Friday, August 24, 2007

The Roosevelt Women by Betty Boyd Caroli

This is a simply wonderful book for what it tells us both about the women of the Roosevelt clan and the men. Caroli’s story lends great insight to both Theodore and Franklin Roosevelt and the relationship between the two.

The book is set up as a series of smaller books, each one on a particular Roosevelt woman. The great thing is how Caroli connects these women to each other and to the politics of the time. It is interesting to see how different these women were as well as similar. For many of them, their most important relationships with men (outside their brothers/fathers) were not their husbands. Bamie, Corinne and Alice’s husbands all take a backseat to other men – often the political magnets of the day. Not that scandal haunted any of these women (except Alice, who courted it). There were some genuine love matches – Edith and Theodore really had a strong, passionate marriage.

Caroli begins with Theodore Roosevelt’s mother, Mittie (you can also see a post by EHT on this topic). Mittie is often an overlooked figure and this book brings out who she was and why. It also gives great insight to the childhood of TR and how the Civil War affected him quite differently than you’d expect. Mittie’s sister, Anna Gracie, is also a huge force in the life of the young Roosevelts and we see this chapter.

Then Caroli covers TR’s sisters: Bamie Roosevelt Cowles and Corrine Roosevelt Robinson. Both these women played down their role in their brother’s political life, but this book shows how involved they actually were. Both these women contributed greatly to the political future of the US. These women were also the models for the next generation and where they went for advice and help.
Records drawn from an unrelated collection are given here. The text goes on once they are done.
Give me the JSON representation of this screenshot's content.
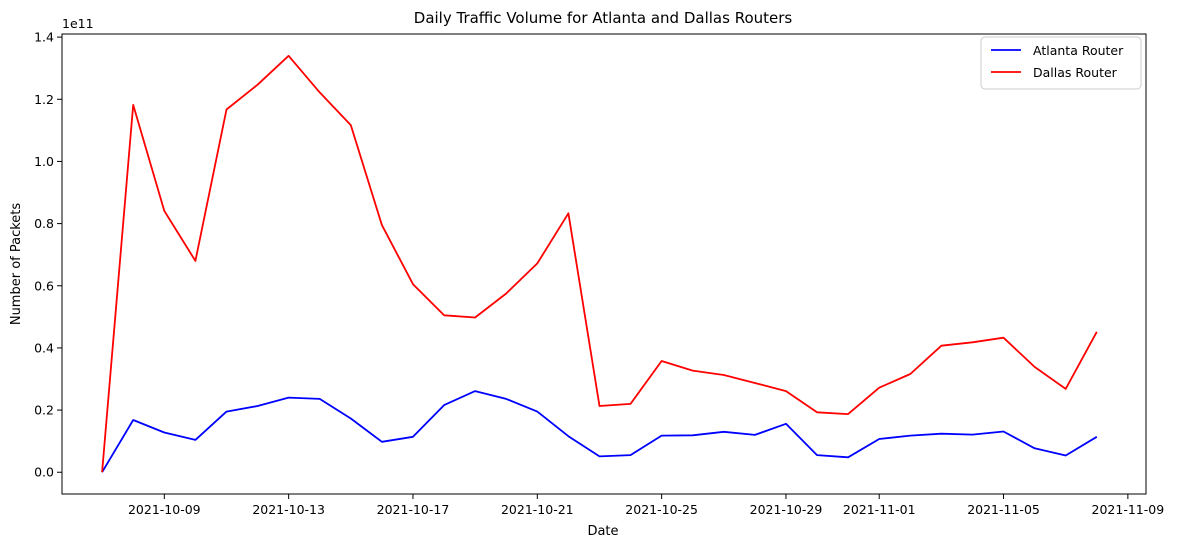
{
  "chart_data": {
    "type": "line",
    "title": "Daily Traffic Volume for Atlanta and Dallas Routers",
    "xlabel": "Date",
    "ylabel": "Number of Packets",
    "y_offset_text": "1e11",
    "y_scale": 100000000000,
    "ylim": [
      -0.07,
      1.41
    ],
    "xlim": [
      "2021-10-05T17:00",
      "2021-11-09T14:00"
    ],
    "grid": false,
    "legend_position": "top-right",
    "x_ticks": [
      {
        "date": "2021-10-09",
        "label": "2021-10-09"
      },
      {
        "date": "2021-10-13",
        "label": "2021-10-13"
      },
      {
        "date": "2021-10-17",
        "label": "2021-10-17"
      },
      {
        "date": "2021-10-21",
        "label": "2021-10-21"
      },
      {
        "date": "2021-10-25",
        "label": "2021-10-25"
      },
      {
        "date": "2021-10-29",
        "label": "2021-10-29"
      },
      {
        "date": "2021-11-01",
        "label": "2021-11-01"
      },
      {
        "date": "2021-11-05",
        "label": "2021-11-05"
      },
      {
        "date": "2021-11-09",
        "label": "2021-11-09"
      }
    ],
    "y_ticks": [
      {
        "value": 0.0,
        "label": "0.0"
      },
      {
        "value": 0.2,
        "label": "0.2"
      },
      {
        "value": 0.4,
        "label": "0.4"
      },
      {
        "value": 0.6,
        "label": "0.6"
      },
      {
        "value": 0.8,
        "label": "0.8"
      },
      {
        "value": 1.0,
        "label": "1.0"
      },
      {
        "value": 1.2,
        "label": "1.2"
      },
      {
        "value": 1.4,
        "label": "1.4"
      }
    ],
    "x": [
      "2021-10-07",
      "2021-10-08",
      "2021-10-09",
      "2021-10-10",
      "2021-10-11",
      "2021-10-12",
      "2021-10-13",
      "2021-10-14",
      "2021-10-15",
      "2021-10-16",
      "2021-10-17",
      "2021-10-18",
      "2021-10-19",
      "2021-10-20",
      "2021-10-21",
      "2021-10-22",
      "2021-10-23",
      "2021-10-24",
      "2021-10-25",
      "2021-10-26",
      "2021-10-27",
      "2021-10-28",
      "2021-10-29",
      "2021-10-30",
      "2021-10-31",
      "2021-11-01",
      "2021-11-02",
      "2021-11-03",
      "2021-11-04",
      "2021-11-05",
      "2021-11-06",
      "2021-11-07",
      "2021-11-08"
    ],
    "series": [
      {
        "name": "Atlanta Router",
        "color": "#0000ff",
        "values": [
          0.0,
          0.168,
          0.128,
          0.104,
          0.195,
          0.213,
          0.24,
          0.236,
          0.173,
          0.098,
          0.114,
          0.216,
          0.261,
          0.236,
          0.195,
          0.116,
          0.051,
          0.055,
          0.118,
          0.119,
          0.13,
          0.12,
          0.156,
          0.055,
          0.048,
          0.107,
          0.118,
          0.124,
          0.121,
          0.131,
          0.077,
          0.054,
          0.114
        ]
      },
      {
        "name": "Dallas Router",
        "color": "#ff0000",
        "values": [
          0.0,
          1.182,
          0.841,
          0.68,
          1.167,
          1.247,
          1.34,
          1.222,
          1.117,
          0.795,
          0.605,
          0.505,
          0.498,
          0.575,
          0.672,
          0.833,
          0.213,
          0.22,
          0.358,
          0.327,
          0.313,
          0.287,
          0.261,
          0.193,
          0.187,
          0.272,
          0.316,
          0.407,
          0.418,
          0.433,
          0.339,
          0.268,
          0.452
        ]
      }
    ]
  }
}
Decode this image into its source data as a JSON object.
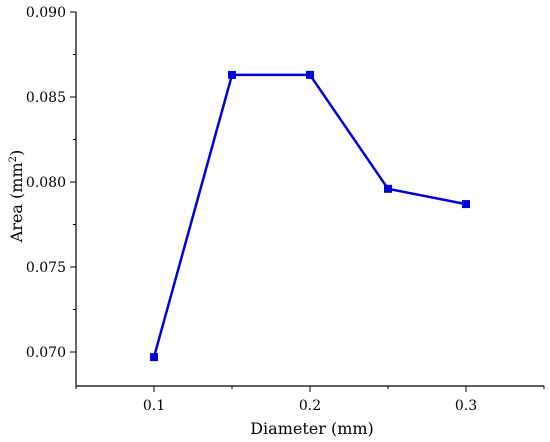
{
  "chart_data": {
    "type": "line",
    "x": [
      0.1,
      0.15,
      0.2,
      0.25,
      0.3
    ],
    "series": [
      {
        "values": [
          0.0697,
          0.0863,
          0.0863,
          0.0796,
          0.0787
        ],
        "color": "#0000dd",
        "marker": "square"
      }
    ],
    "xlabel": "Diameter (mm)",
    "ylabel_text": "Area (mm",
    "ylabel_sup": "2",
    "ylabel_close": ")",
    "xlim": [
      0.05,
      0.35
    ],
    "ylim": [
      0.068,
      0.09
    ],
    "x_ticks": [
      0.1,
      0.2,
      0.3
    ],
    "x_tick_labels": [
      "0.1",
      "0.2",
      "0.3"
    ],
    "y_ticks": [
      0.07,
      0.075,
      0.08,
      0.085,
      0.09
    ],
    "y_tick_labels": [
      "0.070",
      "0.075",
      "0.080",
      "0.085",
      "0.090"
    ],
    "grid": false,
    "legend": "none"
  }
}
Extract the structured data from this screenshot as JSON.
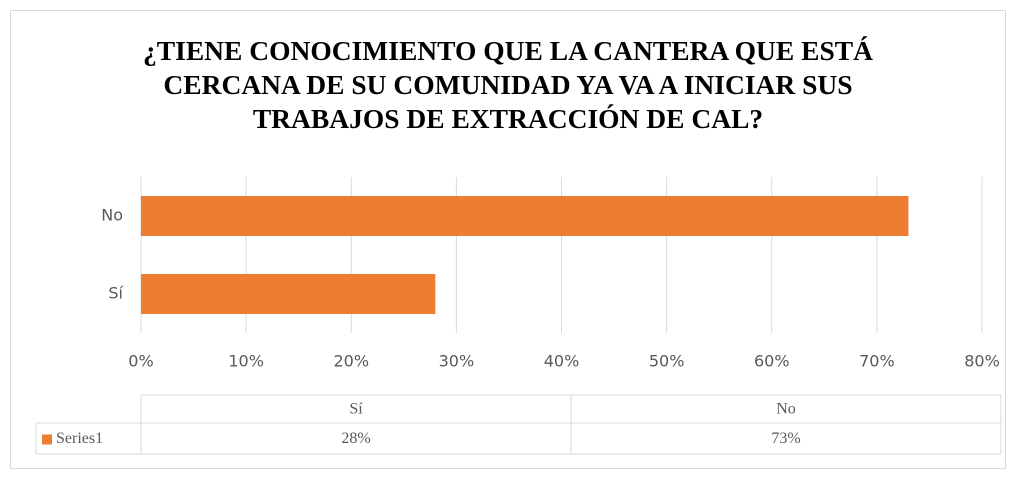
{
  "chart_data": {
    "type": "bar",
    "orientation": "horizontal",
    "title": "¿TIENE CONOCIMIENTO QUE LA CANTERA QUE ESTÁ CERCANA DE SU COMUNIDAD YA VA A INICIAR SUS TRABAJOS DE EXTRACCIÓN DE CAL?",
    "categories": [
      "Sí",
      "No"
    ],
    "series": [
      {
        "name": "Series1",
        "color": "#ed7d31",
        "values": [
          28,
          73
        ],
        "value_labels": [
          "28%",
          "73%"
        ]
      }
    ],
    "xlim": [
      0,
      80
    ],
    "xticks": [
      {
        "value": 0,
        "label": "0%"
      },
      {
        "value": 10,
        "label": "10%"
      },
      {
        "value": 20,
        "label": "20%"
      },
      {
        "value": 30,
        "label": "30%"
      },
      {
        "value": 40,
        "label": "40%"
      },
      {
        "value": 50,
        "label": "50%"
      },
      {
        "value": 60,
        "label": "60%"
      },
      {
        "value": 70,
        "label": "70%"
      },
      {
        "value": 80,
        "label": "80%"
      }
    ],
    "grid": true,
    "data_table": true
  }
}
The fourth “book” talks about Edith Roosevelt (TR’s wife) and Sara Delano Roosevelt (Franklin’s mother). What is interesting here is the comparisons that Caroli draws between these two women. Edith was seen as the perfect wife and companion while Sara was vilified as the evil mother-in-law. Yet Caroli manages to show them as real women, beyond that basic stereotype. I especially find it interesting how involved Sara was in creating the woman we know as Eleanor Roosevelt. Eleanor, in the beginning of her marriage, needed the advice and guidance of the older woman, although she would later outgrow it, hence the later picture of Sara.

Then Caroli covers Eleanor Roosevelt, but here it is interesting to see the background to the political life we know so well. Eleanor, although Franklin’s wife, is also Theodore’s niece (the daughter of his brother, Elliot) and connected to both sides of the family. With this generation we see the split between the “Theodores” and “Franklins” politically and then moreorless socially (although there is never a complete severing of ties). Theodore’s family had always been staunch Republicans, but Franklin was going to be the golden boy of the Democratic party, which would rub hard on the “Theodores.”

Next we see another niece of TR’s, Corinney Alsop [her name is Corinne, but the family called her Corinney and to distinguish mother and daughter, Caroli does as well], the daughter of his sister Corinne. Corinney followed in her mother’s shoes as a political speaker and activist, even serving in political office herself (one of the few to do so and the only of this generation). Corinney also kept some of the best relationships with the “Franklins” and even voted for him at one point.

Finally we cover TR’s daughters: Alice and Ethel in the last two sections. Ethel’s life revolved around family and her activities more confined than some of her cousins. Alice, while not an activist in any sense, was one of the best known figures of Washington for her outrageous behavior and tongue. Alice would literally say anything. The stark contrast between these two sisters is brought out as we see Ethel as the more dutiful and responsible and Alice as the butterfly, always seeking attention, yet these two were constant friends throughout their long lives.

This book is definitely worth your attention for several reasons. First, it showcases these oft-overlooked political figures of the Roosevelt clan. Second, it gives new insight to the men who rose to political heights on the shoulders of these women. Lastly, it is just plain entertaining and well-written – a completely enjoyable read.